The Building is his Canvas
Grand vistas that many would recognize. Striking portraits. Wildlife on the move through the Montana landscape.
It’s all of that and more as Whitefish artist Joel Niles paints the walls of the halls at 540 Nucleus Avenue. Niles was commissioned by the building’s owner, Mick Ruis, last fall.
Niles has been hard at it ever since.
With a tonalist eye, Niles begins the work in charcoal and then paints over the charcoal with black paint, which makes the blacks all the more rich, in a technique called grisaille.
Niles said Ruis put no restrictions on the work, other than it be Montana-themed.
So Niles went to work, inspired by local landscapes that he hiked and visited growing up in the Flathead Valley and Glacier National Park.
“How often does an artist get a whole building as a canvas?” he said.
The top floor is murals of the high country — great mountain vistas of Glacier National Park along with a suite of high country creatures like mountain goats and bighorn sheep.
The second floor is the middle tier of the landscape, places like Bowman Lake and the surrounding landscape.
The third floor is the valleys, rife with wildlife like river otters Niles saw in Cedar Creek and a trumpeter swan in a local pond.
Perhaps some of the best work is portraits of native people — a Blackfeet hunter with a rifle on a horse out on the prairie, or a woman in a birch bark canoe.
The paintings are both detailed and broad-stroked, occupying the mind on two levels. The aspens feel like they’re growing out of the walls.

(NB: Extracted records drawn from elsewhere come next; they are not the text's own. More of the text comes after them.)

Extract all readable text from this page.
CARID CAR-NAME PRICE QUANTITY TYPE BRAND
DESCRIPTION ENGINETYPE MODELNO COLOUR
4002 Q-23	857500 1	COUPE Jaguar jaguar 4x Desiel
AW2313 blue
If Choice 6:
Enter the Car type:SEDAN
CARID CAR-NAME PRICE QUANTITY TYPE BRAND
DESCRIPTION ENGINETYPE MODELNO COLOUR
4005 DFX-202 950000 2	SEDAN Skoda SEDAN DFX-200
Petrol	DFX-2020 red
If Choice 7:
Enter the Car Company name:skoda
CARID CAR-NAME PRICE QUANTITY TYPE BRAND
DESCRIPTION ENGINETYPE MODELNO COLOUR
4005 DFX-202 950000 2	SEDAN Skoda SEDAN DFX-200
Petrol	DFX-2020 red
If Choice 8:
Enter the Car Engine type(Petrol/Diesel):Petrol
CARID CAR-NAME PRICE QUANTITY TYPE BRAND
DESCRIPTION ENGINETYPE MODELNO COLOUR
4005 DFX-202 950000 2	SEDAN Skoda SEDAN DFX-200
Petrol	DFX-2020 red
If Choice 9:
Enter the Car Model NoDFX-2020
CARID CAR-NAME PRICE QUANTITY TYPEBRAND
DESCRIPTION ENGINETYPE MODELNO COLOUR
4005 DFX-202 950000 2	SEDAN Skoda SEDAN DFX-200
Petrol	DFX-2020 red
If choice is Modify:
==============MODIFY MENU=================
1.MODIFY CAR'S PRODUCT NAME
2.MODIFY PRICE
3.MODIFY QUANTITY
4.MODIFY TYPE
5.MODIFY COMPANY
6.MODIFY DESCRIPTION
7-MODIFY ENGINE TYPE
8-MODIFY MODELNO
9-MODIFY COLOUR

Niles met Ruis long ago — when Ruis was his Little Guy Wrestling coach. He credits his high school art teacher Lonnie Collinsworth for instilling a love of art. Niles then attended Flathead Valley Community College were he was instructed by the likes of John Rollins and Columbia Falls tonalist Rachel Warner. He then studied at the Studio Art Center in Florence, Italy, for a semester.
Over the past 10 years or so, he’s been working abroad in the arts through the Assembly of God Church, including a stint in El Salvador.
Niles said he’s blessed to have free rein over his art in this project.
“Mick has been so generous to let me do this in his building,” he said. “…It was really cool he gave me the freedom … He recognized other people’s gifts and supported it.”
Niles is still working on the bottom floor of the building and should have it done in the coming weeks. At some point, they’ll likely have an opening so people can see the work in its finished form.
Niles said he hopes the paintings bring other commissions. He enjoys doing the large-scale work and would like to do oils of some of the pieces.